Namun, dalam tulisan Koran Tempo (Rabu/28/2), berjudul “Survai: Suap di Pengadilan Karena Diminta” yang membahas hasil survai TII pada paragraf delapan ditulis; Sedangkan yang setuju beralasan, suap untuk berterima kasih karena sudah ditolong, agar izin usaha lancar, hal yang lumrah, gaji pegawai yang rendah, dan sebagai sumbangan/zakat.

Munculnya kata “zakat” dalam tulisan ini perlu diluruskan bahwa antara zakat dengan suap ibarat langit dan bumi. Suap perbuatan haram yang dilakukan orang-orang untuk mencari selamat dunia. Sementara zakat, memenuhi kewajibannya sebagai muslim. Ia menjadi sah sebagai zakat jika dikeluarkan dari harta yang halal. Bukan harta kotor, hasil korupsi, apalagi hasil suap itu sendiri.

Terlepas dari itu, hasil survai ini seakan menemukan kebenarannya tatkala kita tengok realita lebih ke akar. Yakni di kalangan pedagang asongan dan kaki lima. Bahwa korupsi tidak hanya akut di kalangan elit dan pengusaha besar. Korupsi sudah membudaya hingga antar orang miskin dengan orang miskin.

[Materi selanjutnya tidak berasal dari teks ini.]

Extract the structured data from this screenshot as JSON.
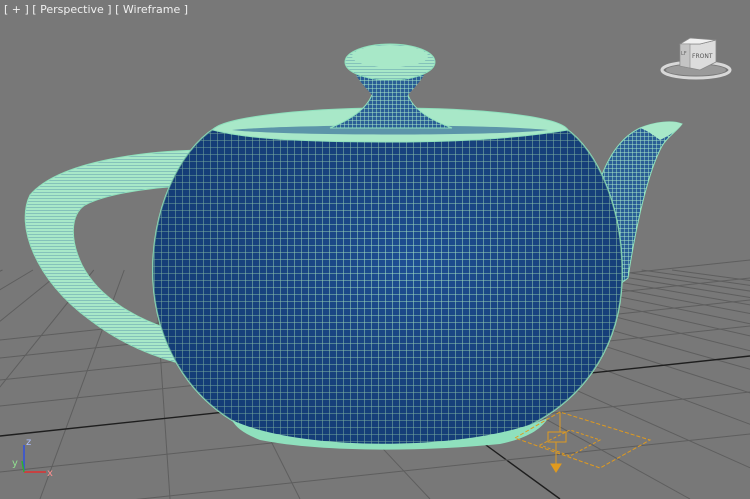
{
  "viewport": {
    "label_open": "[ ",
    "label_plus": "+",
    "label_sep1": " ] [ ",
    "label_view": "Perspective",
    "label_sep2": " ] [ ",
    "label_shading": "Wireframe",
    "label_close": " ]"
  },
  "viewcube": {
    "front_label": "FRONT",
    "left_label": "LF"
  },
  "axis_gizmo": {
    "x_label": "x",
    "y_label": "y",
    "z_label": "z"
  },
  "colors": {
    "background": "#787878",
    "grid": "#5e5e5e",
    "grid_axis": "#1e1e1e",
    "teapot_fill": "#1e4f94",
    "teapot_wire": "#a8e8c8",
    "teapot_rim": "#8fe0bd",
    "light_icon": "#e09a1e",
    "axis_x": "#e03030",
    "axis_y": "#30b030",
    "axis_z": "#3050e0"
  }
}
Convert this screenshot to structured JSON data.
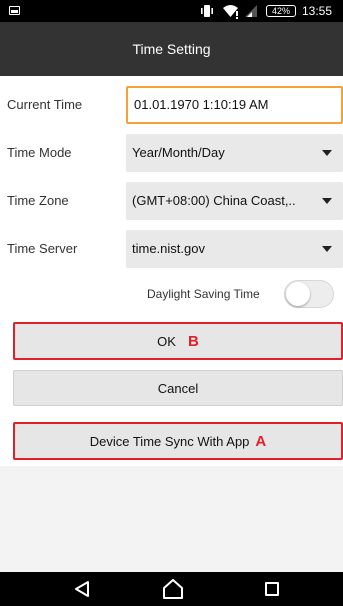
{
  "status_bar": {
    "battery": "42%",
    "time": "13:55"
  },
  "app_bar": {
    "title": "Time Setting"
  },
  "form": {
    "current_time": {
      "label": "Current Time",
      "value": "01.01.1970 1:10:19 AM"
    },
    "time_mode": {
      "label": "Time Mode",
      "value": "Year/Month/Day"
    },
    "time_zone": {
      "label": "Time Zone",
      "value": "(GMT+08:00) China Coast,.."
    },
    "time_server": {
      "label": "Time Server",
      "value": "time.nist.gov"
    },
    "daylight_saving": {
      "label": "Daylight Saving Time",
      "enabled": false
    }
  },
  "buttons": {
    "ok": {
      "label": "OK",
      "marker": "B"
    },
    "cancel": {
      "label": "Cancel"
    },
    "sync": {
      "label": "Device Time Sync With App",
      "marker": "A"
    }
  },
  "colors": {
    "accent_orange": "#f4a13a",
    "annotation_red": "#e0202a",
    "app_bar": "#333333"
  },
  "icons": {
    "status": [
      "notification-icon",
      "vibrate-icon",
      "wifi-icon",
      "signal-icon",
      "battery-icon"
    ],
    "nav": [
      "back-icon",
      "home-icon",
      "recent-apps-icon"
    ]
  }
}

Pedagang kaki lima yang saban hari kita temui itu, telah menjadi lahan subur kutipan tak halal sebagian orang. Pengutip itu datang dari pegawai rendah tingkat desa, preman, hingga aparat keamanan. Lantas mengapa pedagang kecil tetap melayani kutipan itu? Jawabnya sama dengan kelas pengusaha besar. Yakni, agar usahanya tetap berjalan meski harus ada konsekuensi uang.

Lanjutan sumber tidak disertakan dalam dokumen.